The first two principal components effectively summarized total sample variance and it was possible to use the data bank study. In accordance with Jolliffe (1972; 1973), only PC3 component presented finding that only the first 4 PCs were necessary to explain the covariance structure of the features. Furthermore, Agudelo-Gómez et al. (2015) reported that the first three PCs from eight reproductive features in dual purpose buffaloes in Colombia presented eigenvalues higher than one, which explained 65.8% of the total variation. Vohra et al. (2015) concluded that the first four components from 13 different body measurements of Gojri Buffaloes were sufficient to explain 70.9% of the total variation.
According to Rencher (2002), at least 70% of the total variation must be explained by the first two principal components. Hence, the first two principal components were enough for the quality of the hierarchical cluster analysis, through the dispersion of scores in graphics which axes are the components (Figure 2) under the conditions of our study.
Figure 2 shows the highest concentration of buffaloes of the green group in the same region where the LL and MP vectors (Figure 1), which exhibited high incidence on the first principal component. These buffaloes are those with the highest potential for LL and MP (Table 3). Regarding CI, the red group buffaloes are mostly found in the same quadrant as the CI vector (Figure 2), which has a higher impact on the second main component (Figure 1). Although the red group buffaloes presented high values for the CI, they do not represent the best performance for this trait. In this particular case, smaller values for the calving interval reflect the best results in a production system.

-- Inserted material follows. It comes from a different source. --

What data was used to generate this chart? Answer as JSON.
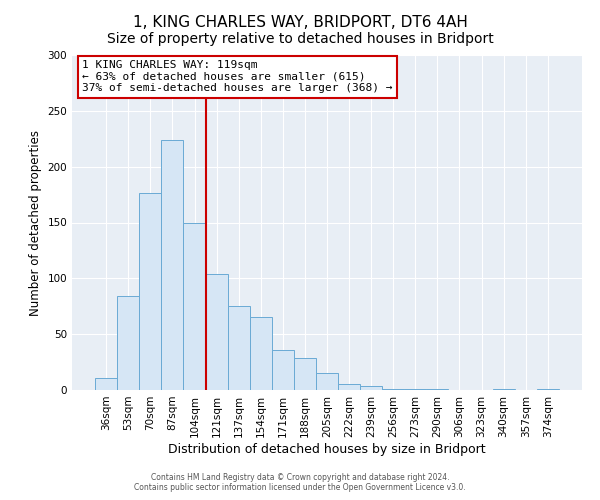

The green group gathered the buffaloes with the highest milk production per lactation and lactation length. In the red group, the buffaloes have the highest CI, and in this case, the worst performance for CI. On the other hand, the black group gathered buffaloes that showed inferior values of MP and LL, but intermediate values of CI, as seen in Table 3. These results provide buffalo classification that simultaneously takes into account the most important features of the system. The cluster analysis allowed three distinct buffalo groups according to milk production per lactation (Kg), lactation length (days), and calving interval (days), jointly evaluated. Based on buffalo grouping, farmers can take specific decisions on nutritional and reproductive management and culling. Therefore, when animals are separated in groups according to their productive and reproductive potential, they are also separated according to their nutritional or sanitary requirements. This technique also helps with reproductive management during the formation of the mating groups according to farm objectives.